Don’t know much about RSS (and should arguably shut the frak up on that basis) but to exclude Google from a directory all you have to do is exclude the appropriate directory in a robots.txt file. You can get plenty of info on how to do that on — where else? — Google. Presumably your rss feed comes from a particular directory [Edit: like /feed/]?
Example:
– blog.com/date/post-title
– blog.com/date/post-title/feed/
That’s what Google is displaying very, very often. First the original link, and below of it, slightly indented, the link to its feed.
This feed link should just be disabled, but I see no chance by using robots.txt for it. Well, I am using Google Sitemaps now, so I assume that this will avoid listing feed links a bit.

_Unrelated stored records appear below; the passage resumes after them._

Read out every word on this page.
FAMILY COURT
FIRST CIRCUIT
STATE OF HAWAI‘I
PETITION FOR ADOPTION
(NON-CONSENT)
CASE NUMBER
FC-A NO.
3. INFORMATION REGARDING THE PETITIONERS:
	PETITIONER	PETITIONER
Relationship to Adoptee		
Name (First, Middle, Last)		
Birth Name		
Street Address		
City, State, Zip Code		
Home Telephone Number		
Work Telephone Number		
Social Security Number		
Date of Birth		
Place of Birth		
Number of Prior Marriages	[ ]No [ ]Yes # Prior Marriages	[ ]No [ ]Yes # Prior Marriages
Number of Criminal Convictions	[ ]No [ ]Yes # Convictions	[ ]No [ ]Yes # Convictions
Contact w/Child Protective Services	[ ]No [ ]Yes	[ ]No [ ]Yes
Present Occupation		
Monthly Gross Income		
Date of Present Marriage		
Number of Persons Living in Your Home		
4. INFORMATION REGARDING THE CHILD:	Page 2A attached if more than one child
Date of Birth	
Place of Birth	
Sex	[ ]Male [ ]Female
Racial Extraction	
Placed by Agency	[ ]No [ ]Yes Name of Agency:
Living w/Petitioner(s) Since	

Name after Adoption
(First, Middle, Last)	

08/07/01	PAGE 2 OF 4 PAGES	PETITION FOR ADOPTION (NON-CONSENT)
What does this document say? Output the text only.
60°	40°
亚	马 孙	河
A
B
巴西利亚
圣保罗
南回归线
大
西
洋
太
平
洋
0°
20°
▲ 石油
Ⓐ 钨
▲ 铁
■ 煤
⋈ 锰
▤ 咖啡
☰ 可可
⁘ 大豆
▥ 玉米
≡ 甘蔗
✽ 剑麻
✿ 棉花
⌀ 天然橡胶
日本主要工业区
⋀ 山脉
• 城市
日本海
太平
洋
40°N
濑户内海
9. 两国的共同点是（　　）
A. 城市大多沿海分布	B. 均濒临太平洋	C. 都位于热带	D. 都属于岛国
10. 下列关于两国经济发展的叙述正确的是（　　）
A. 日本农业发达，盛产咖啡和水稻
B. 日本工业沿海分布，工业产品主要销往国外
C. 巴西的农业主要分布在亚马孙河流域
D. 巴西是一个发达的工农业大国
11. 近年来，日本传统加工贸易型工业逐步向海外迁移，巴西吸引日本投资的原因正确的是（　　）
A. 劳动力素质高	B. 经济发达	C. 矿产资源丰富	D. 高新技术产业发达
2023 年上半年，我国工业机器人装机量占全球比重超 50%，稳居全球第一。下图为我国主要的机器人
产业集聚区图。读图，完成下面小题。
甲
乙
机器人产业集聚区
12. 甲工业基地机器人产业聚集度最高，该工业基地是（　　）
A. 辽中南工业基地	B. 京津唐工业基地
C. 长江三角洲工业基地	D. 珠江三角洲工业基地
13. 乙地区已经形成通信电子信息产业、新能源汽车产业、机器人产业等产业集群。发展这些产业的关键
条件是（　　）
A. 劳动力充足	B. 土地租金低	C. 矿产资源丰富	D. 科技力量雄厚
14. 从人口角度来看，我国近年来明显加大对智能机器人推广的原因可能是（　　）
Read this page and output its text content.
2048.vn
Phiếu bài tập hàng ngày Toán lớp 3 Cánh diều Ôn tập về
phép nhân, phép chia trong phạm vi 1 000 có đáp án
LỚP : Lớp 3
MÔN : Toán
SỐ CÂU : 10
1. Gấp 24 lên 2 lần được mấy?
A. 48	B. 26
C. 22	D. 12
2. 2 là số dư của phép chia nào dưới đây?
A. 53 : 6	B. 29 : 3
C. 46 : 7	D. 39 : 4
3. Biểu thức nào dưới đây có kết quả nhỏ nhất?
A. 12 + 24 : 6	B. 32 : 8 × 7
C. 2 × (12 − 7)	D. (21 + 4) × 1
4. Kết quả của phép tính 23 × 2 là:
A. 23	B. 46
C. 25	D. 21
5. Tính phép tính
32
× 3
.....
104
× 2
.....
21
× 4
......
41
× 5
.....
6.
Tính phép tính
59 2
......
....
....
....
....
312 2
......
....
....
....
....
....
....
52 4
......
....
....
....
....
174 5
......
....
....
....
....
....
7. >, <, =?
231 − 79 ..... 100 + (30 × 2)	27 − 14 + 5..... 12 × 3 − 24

But I have seen this very often in Google search results on other WordPress blogs as well.
Thanks,
Michael
Thanks, podz. That might help, but however does not solve the initial issue. Google (or any other search engine) should not index */feed/ at all.
Another idea: My robots.txt looks like this:
User-agent: *
Disallow: /wp-admin/
Disallow: /wp-content/
Disallow: /wp-includes/
Is it valid for robots.txt to add a line like
Disallow: */feed/
?
I think that would solve this issue.
Ok, just searched the web a bit: In robots.txt “disallow”, wildcards can’t be used.
However, we could use rel=”nofollow” in the links. I will add this now for both the feed and the trackback urls in my theme.
i tryed nofollow dident give great results …
Thank’s podz i ll try the post, what about the dissalow anyone tryed it ?
chaaban:
Why did nofollow didn’t give you “great results”? As far as I know does Google not follow links with the attribute nofollow, so it should solve this issue.
As for * in disallow:
See robotstxt.org/wc/exclusion-admin.html, they state:
Note also that regular expression are not supported in either the User-agent or Disallow lines. The ‘*’ in the User-agent field is a special value meaning “any robot”. Specifically, you cannot have lines like “Disallow: /tmp/*” or “Disallow: *.gif”.
While Disallow: */feed/
may not meet the standards, Google actually follows it.
Google has a robots.txt tester at http://www.google.com/webmasters/sitemaps/ and I tested some various rules and Disallow: */feed/
does indeed disallow Google access to my post feeds.
Blocked by line 5: Disallow: */feed/ Detected as a directory; specific files may have different restrictions
However, it also blocks my main feed, so this is what I settled on:
Disallow: /archives/*/feed/
Change it to match your permalink structure.
Great, thanks for your info. However I hope this won’t break the rest of robots.txt for other search engines.